The New South Wales (NSW) government was the first to announce that it plans to impose a blanket ban on the greyhound racing industry and shortly thereafter the Australian Capital Territory (ACT) also announced that it would shutdown greyhound racing. While both governments are yet to confirm the exact dates as to when this will be done, the shutdown is expected to be done before July 2017.
Back in 2015, the Four Corners television show on the ABC network released a documentary highlighting the extensive and widespread animal cruelty in the greyhound racing industry. The program also revealed that cheating was a big part of the industry and there was very little change for the industry to reform in the coming years. Former High Court judge Michael McHugh released a report in June stating that 68,000 greyhounds could have been wilfully killed as they no longer had it in them to race competitively.
The NSW and the ACT governments launched a special commission inquiry into the industry and have now deemed that there is significant evidence of animal cruelty in the industry and decided that a blanket ban was the only possible solution. Mike Baird, the NSW Premier stated that NSW could no longer tolerate the widespread abuse of animals and his government would work with the greyhound industry to complete the shutdown.
The news comes as a shock to the greyhound industry which has a massive following in Australia and is estimated to be a $335 million industry in NSW, generating 2,700 full time jobs and $179 million in wages based on a 2014 IER consultants report. The decision to ban greyhound racing in NSW has received a lot of criticism from the opposition party as well as members in Baird’s own government. Two National MPs have stated that a blanket ban on the industry was not required and thousands of greyhound owners, breeders and others employed in the industry will find themselves out of work and lose their livelihood.

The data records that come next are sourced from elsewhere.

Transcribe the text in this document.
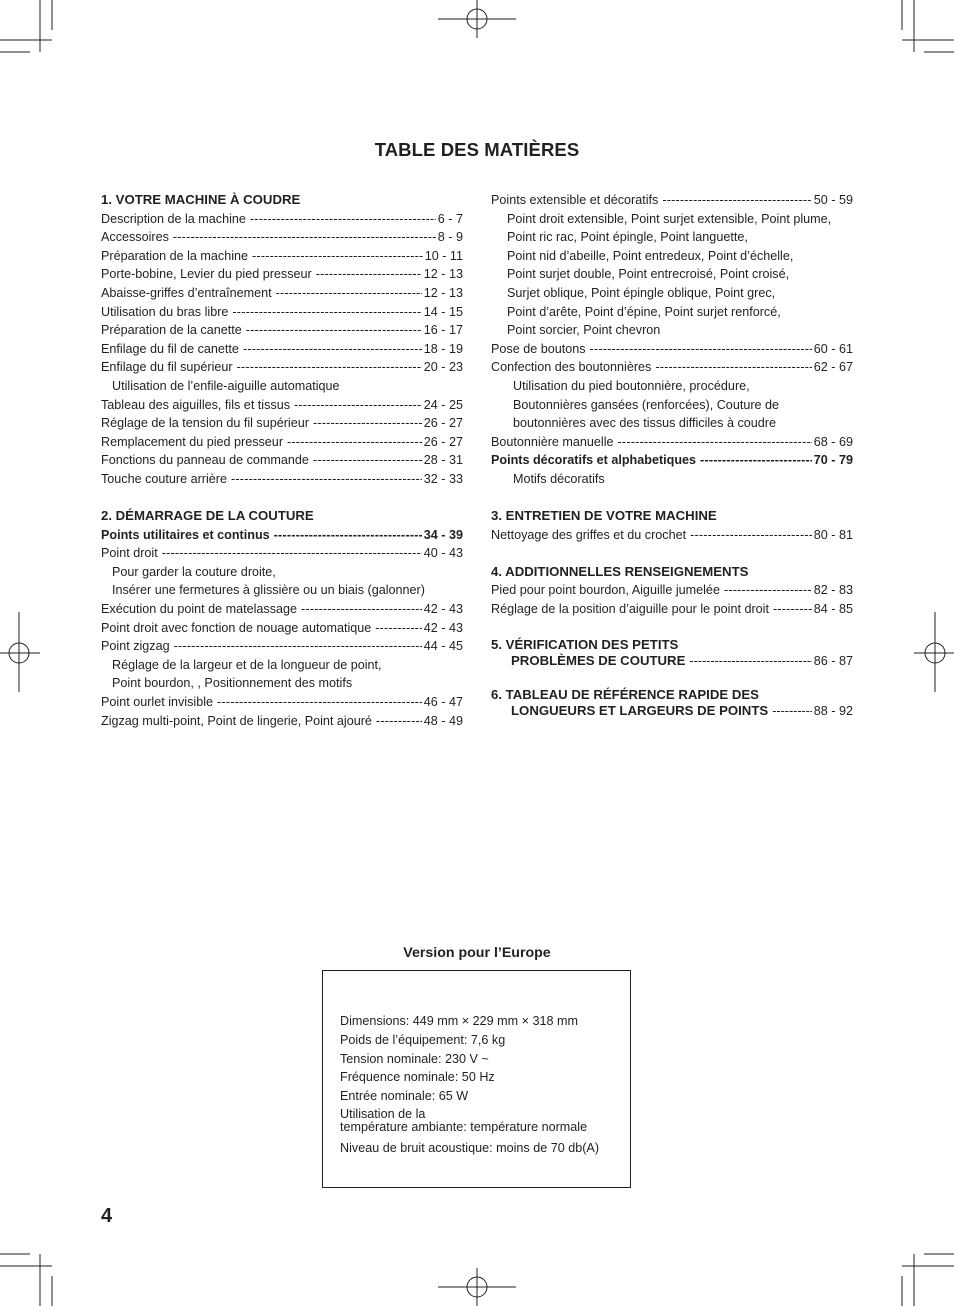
TABLE DES MATIÈRES
1. VOTRE MACHINE À COUDRE
Description de la machine -----	6 - 7
Accessoires -----	8 - 9
Préparation de la machine -----	10 - 11
Porte-bobine, Levier du pied presseur -----	12 - 13
Abaisse-griffes d’entraînement -----	12 - 13
Utilisation du bras libre -----	14 - 15
Préparation de la canette -----	16 - 17
Enfilage du fil de canette -----	18 - 19
Enfilage du fil supérieur -----	20 - 23
Utilisation de l’enfile-aiguille automatique
Tableau des aiguilles, fils et tissus -----	24 - 25
Réglage de la tension du fil supérieur -----	26 - 27
Remplacement du pied presseur -----	26 - 27
Fonctions du panneau de commande -----	28 - 31
Touche couture arrière -----	32 - 33
2. DÉMARRAGE DE LA COUTURE
Points utilitaires et continus -----	34 - 39
Point droit -----	40 - 43
Pour garder la couture droite,
Insérer une fermetures à glissière ou un biais (galonner)
Exécution du point de matelassage -----	42 - 43
Point droit avec fonction de nouage automatique -----	42 - 43
Point zigzag -----	44 - 45
Réglage de la largeur et de la longueur de point,
Point bourdon, , Positionnement des motifs
Point ourlet invisible -----	46 - 47
Zigzag multi-point, Point de lingerie, Point ajouré -----	48 - 49
Points extensible et décoratifs -----	50 - 59
Point droit extensible, Point surjet extensible, Point plume,
Point ric rac, Point épingle, Point languette,
Point nid d’abeille, Point entredeux, Point d’échelle,
Point surjet double, Point entrecroisé, Point croisé,
Surjet oblique, Point épingle oblique, Point grec,
Point d’arête, Point d’épine, Point surjet renforcé,
Point sorcier, Point chevron
Pose de boutons -----	60 - 61
Confection des boutonnières -----	62 - 67
Utilisation du pied boutonnière, procédure,
Boutonnières gansées (renforcées), Couture de
boutonnières avec des tissus difficiles à coudre
Boutonnière manuelle -----	68 - 69
Points décoratifs et alphabetiques -----	70 - 79
Motifs décoratifs
3. ENTRETIEN DE VOTRE MACHINE
Nettoyage des griffes et du crochet -----	80 - 81
4. ADDITIONNELLES RENSEIGNEMENTS
Pied pour point bourdon, Aiguille jumelée -----	82 - 83
Réglage de la position d’aiguille pour le point droit -----	84 - 85
5. VÉRIFICATION DES PETITS
PROBLÈMES DE COUTURE -----	86 - 87
6. TABLEAU DE RÉFÉRENCE RAPIDE DES
LONGUEURS ET LARGEURS DE POINTS -----	88 - 92
Version pour l’Europe
Dimensions: 449 mm × 229 mm × 318 mm
Poids de l’équipement: 7,6 kg
Tension nominale: 230 V ~
Fréquence nominale: 50 Hz
Entrée nominale: 65 W
Utilisation de la
température ambiante: température normale
Niveau de bruit acoustique: moins de 70 db(A)
4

Cootamundra MP Katrina Hodgkinson stated that there is a way to clear up rotten eggs without shutting down the industry which has been a strong part of NSW’s social fabric. The Greyhound Racing NSW (GRNSW) stated that it was devastated to learn of Baird’s decision as the organisation had put in a lot of effort in 2015 to improve the standards in the industry, build trust in the community and establish rules where animal welfare would play a key part of the industry’s future.
GRNSW released a statement which said “The NSW Government, after receiving the report of the special commission of inquiry, has come to a different conclusion, one that will rock industry participants and associated communities around our state, as well as the hardworking GRNSW team and its partners who have been working tirelessly to improve the industry.”